Setting up the environment has been simplified to just a single cell run to make this all easier. Inside your Gradient Notebook, open up a new file in the demos directory called
notebook.ipynb and navigate to the first code cell. Paste the code in the cell shown below. Run the cell to install all the required packages.
pip install -r requirements.txt
Once that's done, we can execute the code in the following cell to start up the Gradio application. This will output a shareable link that we can then use to query our model from any web browser. This may take a few minutes as the model checkpoints download. Paste the following code into the next code cell and run it to open up the application.
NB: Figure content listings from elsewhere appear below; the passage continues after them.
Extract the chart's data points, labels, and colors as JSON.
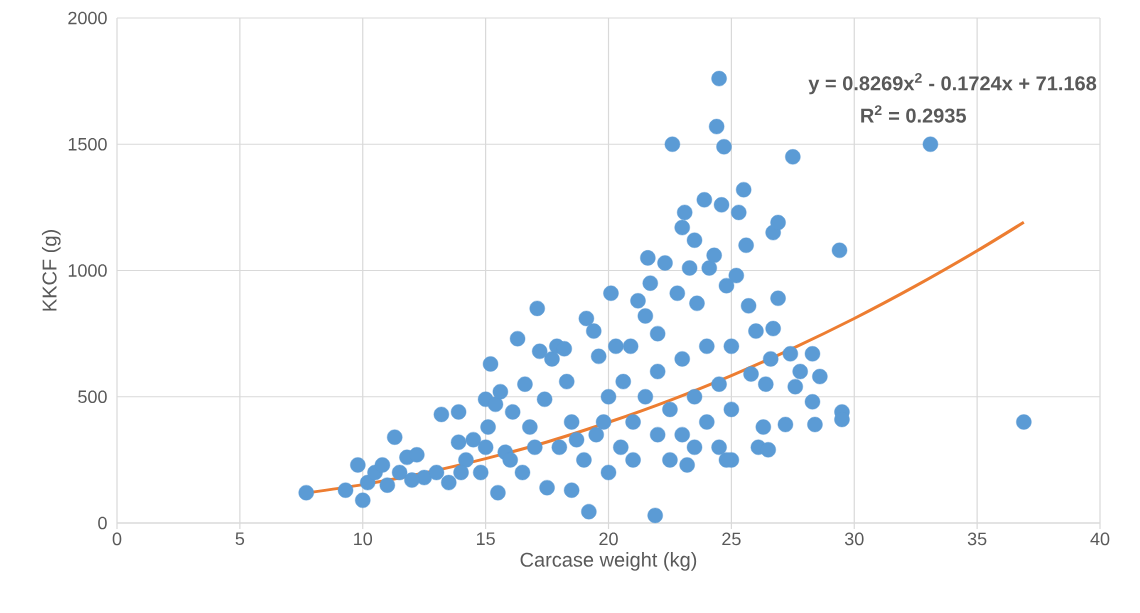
{
  "chart_data": {
    "type": "scatter",
    "xlabel": "Carcase weight (kg)",
    "ylabel": "KKCF (g)",
    "xlim": [
      0,
      40
    ],
    "xticks": [
      0,
      5,
      10,
      15,
      20,
      25,
      30,
      35,
      40
    ],
    "ylim": [
      0,
      2000
    ],
    "yticks": [
      0,
      500,
      1000,
      1500,
      2000
    ],
    "grid": true,
    "annotations": [
      "**y = 0.8269x$^{2}$ - 0.1724x + 71.168**",
      "**R$^{2}$ = 0.2935**"
    ],
    "series": [
      {
        "color": "#5b9bd5",
        "marker": "circle",
        "x": [
          7.7,
          9.3,
          9.8,
          10.0,
          10.2,
          10.5,
          10.8,
          11.3,
          11.5,
          11.8,
          12.2,
          12.5,
          13.2,
          13.5,
          13.9,
          13.9,
          14.2,
          14.5,
          14.8,
          15.0,
          15.1,
          15.2,
          15.4,
          15.5,
          15.6,
          15.8,
          16.1,
          16.3,
          16.6,
          16.8,
          17.1,
          17.2,
          17.4,
          17.5,
          17.7,
          17.9,
          18.2,
          18.3,
          18.5,
          18.7,
          19.1,
          19.2,
          19.4,
          19.6,
          19.8,
          20.1,
          20.3,
          20.6,
          20.9,
          21.2,
          21.5,
          21.6,
          21.7,
          21.9,
          22.0,
          22.3,
          22.6,
          22.8,
          23.0,
          23.1,
          23.3,
          23.5,
          23.6,
          23.9,
          24.1,
          24.3,
          24.4,
          24.5,
          24.6,
          24.7,
          24.8,
          25.0,
          25.2,
          25.3,
          25.5,
          25.6,
          25.7,
          25.8,
          26.0,
          26.1,
          26.3,
          26.4,
          26.5,
          26.6,
          26.7,
          26.9,
          26.7,
          26.9,
          27.2,
          27.4,
          27.5,
          27.6,
          27.8,
          28.3,
          28.3,
          28.4,
          28.6,
          29.4,
          29.5,
          29.5,
          33.1,
          36.9,
          18.0,
          18.5,
          19.0,
          19.5,
          20.0,
          20.0,
          20.5,
          21.0,
          21.0,
          21.5,
          22.0,
          22.0,
          22.5,
          22.5,
          23.0,
          23.0,
          23.5,
          23.5,
          24.0,
          24.0,
          24.5,
          24.5,
          25.0,
          25.0,
          24.8,
          23.2,
          16.5,
          17.0,
          16.0,
          14.0,
          13.0,
          12.0,
          11.0,
          15.0
        ],
        "values": [
          120,
          130,
          230,
          90,
          160,
          200,
          230,
          340,
          200,
          260,
          270,
          180,
          430,
          160,
          440,
          320,
          250,
          330,
          200,
          490,
          380,
          630,
          470,
          120,
          520,
          280,
          440,
          730,
          550,
          380,
          850,
          680,
          490,
          140,
          650,
          700,
          690,
          560,
          130,
          330,
          810,
          45,
          760,
          660,
          400,
          910,
          700,
          560,
          700,
          880,
          820,
          1050,
          950,
          30,
          750,
          1030,
          1500,
          910,
          1170,
          1230,
          1010,
          1120,
          870,
          1280,
          1010,
          1060,
          1570,
          1760,
          1260,
          1490,
          940,
          700,
          980,
          1230,
          1320,
          1100,
          860,
          590,
          760,
          300,
          380,
          550,
          290,
          650,
          770,
          890,
          1150,
          1190,
          390,
          670,
          1450,
          540,
          600,
          670,
          480,
          390,
          580,
          1080,
          440,
          410,
          1500,
          400,
          300,
          400,
          250,
          350,
          200,
          500,
          300,
          400,
          250,
          500,
          350,
          600,
          250,
          450,
          350,
          650,
          300,
          500,
          400,
          700,
          300,
          550,
          250,
          450,
          250,
          230,
          200,
          300,
          250,
          200,
          200,
          170,
          150,
          300
        ]
      },
      {
        "type": "line",
        "color": "#ed7d31",
        "marker": "none",
        "x": [
          7.7,
          10,
          12.5,
          15,
          17.5,
          20,
          22.5,
          25,
          27.5,
          30,
          32.5,
          35,
          36.9
        ],
        "values": [
          119,
          152,
          198,
          255,
          321,
          399,
          486,
          584,
          692,
          810,
          939,
          1078,
          1191
        ]
      }
    ]
  }
}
!python app.py --load-text-box-inpainting True --load-text-image-box-generation True
Using the app
Now that we are in the web app, we can begin to make synthesized images! First, let's play around with the grounded generation framework, where the scribbled drawing determines the bounding box locations. As you can see from the example above, there are two named objects: Sun and Comet. We can change these by altering the semicolon separated variables in the grounding instruction text box, and we can alter the context for the images by adjusting the language instruction.
The inpainting function is very similar. Simply add in an existing photo to the application, supply the instructions, and let it make changes. This is a powerful image editing framework thanks to this functionality. Above is an example we made using a photo of a cat and dog turned into puppies and kittens of different breeds.
By playing around with the grounded truth values and language instruction, we can alter the nature of our outputs significantly while using the same bounding box inputs as guidance. Be sure to try adding in as many features as possible to try and push the limits of the model! Surprisingly, it can handle a lot of grounded truth variables to a high degree of accuracy, so long as we are careful not to include the grounded truth statements in the language instruction context. (this can be turned off in advanced options).
GLIGEN is a fantastic new pathway to generating quality images thanks to its high degree of controllability, versatility, and power to the text2image synthesis pipeline. We are looking forward to seeing implementations of GLIGEN with ControlNet and the Stable Diffusion Web UI, soon!
This application can be run on any Gradient Notebook, so be sure to try it out on more powerful machines for faster generation!